A Realistic Look at Annual Funds
Then, about a decade ago, direct mail started into a decline that has become a nosedive as we — and all our colleagues in the for-profit and political arenas — drove it to, and then beyond, the reader’s saturation point. Witness the new vocabulary like “junk mail.” Direct mail is still an important part of the mass solicitation business, but its role has changed dramatically.
But, through the later chapters of the direct-mail story, telemarketing was rising to meet and anticipate the challenge of that decline. Telemarketing moved in to compensate for “snail” mail. It too, at first, increased the dollars and the donors almost geometrically. The rate of growth was astonishing as alumni volunteers staffing the two-nighter at the local phone company’s facility was replaced by students, then by paid students working several weeks, then all semester, etc. The process was so lucrative and so effective it simply kept growing. Soon telemarketing companies introduced new professional calling centers, and database-driven automated dialing equipment squeezed out the inefficiencies of touch-tone (which had replaced the rotary dial of the earliest days of telemarketing) and drove the contacts to thousands per hour.
We added the same statistical modeling and analytics that had redefined direct mail to further streamline telemarketing. Then, the digital database and other equipment brought robo-calling and a host of other technological refinements that seemed to hold the promise of stretching our “touch” nearly to infinity.

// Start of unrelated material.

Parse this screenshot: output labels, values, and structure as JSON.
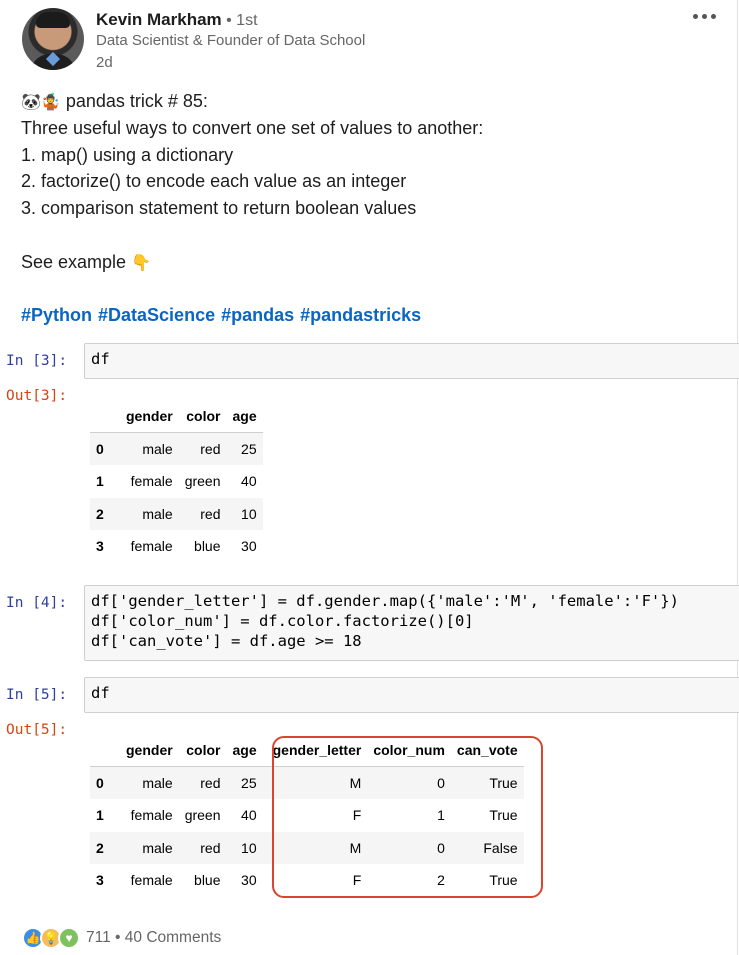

But almost as quickly (think about how the pace of these changes continues to accelerate) caller ID, screening and cell phones with unpublished numbers (and the decline of the landline) began to point toward the approaching decline of the phonathon. The story of telemarketing is all too familiar to all of us and hardly merits a reprise here. Telemarketing also continues to be critically important and continues to be the source of the vast majority of major gifts most institutions receive. But, participation is in decline for most. The ratio of “attempts” to “contacts” continues to decay, the numbers of prospects who are unreachable continues to grow, etc. The future looks long but not especially inviting.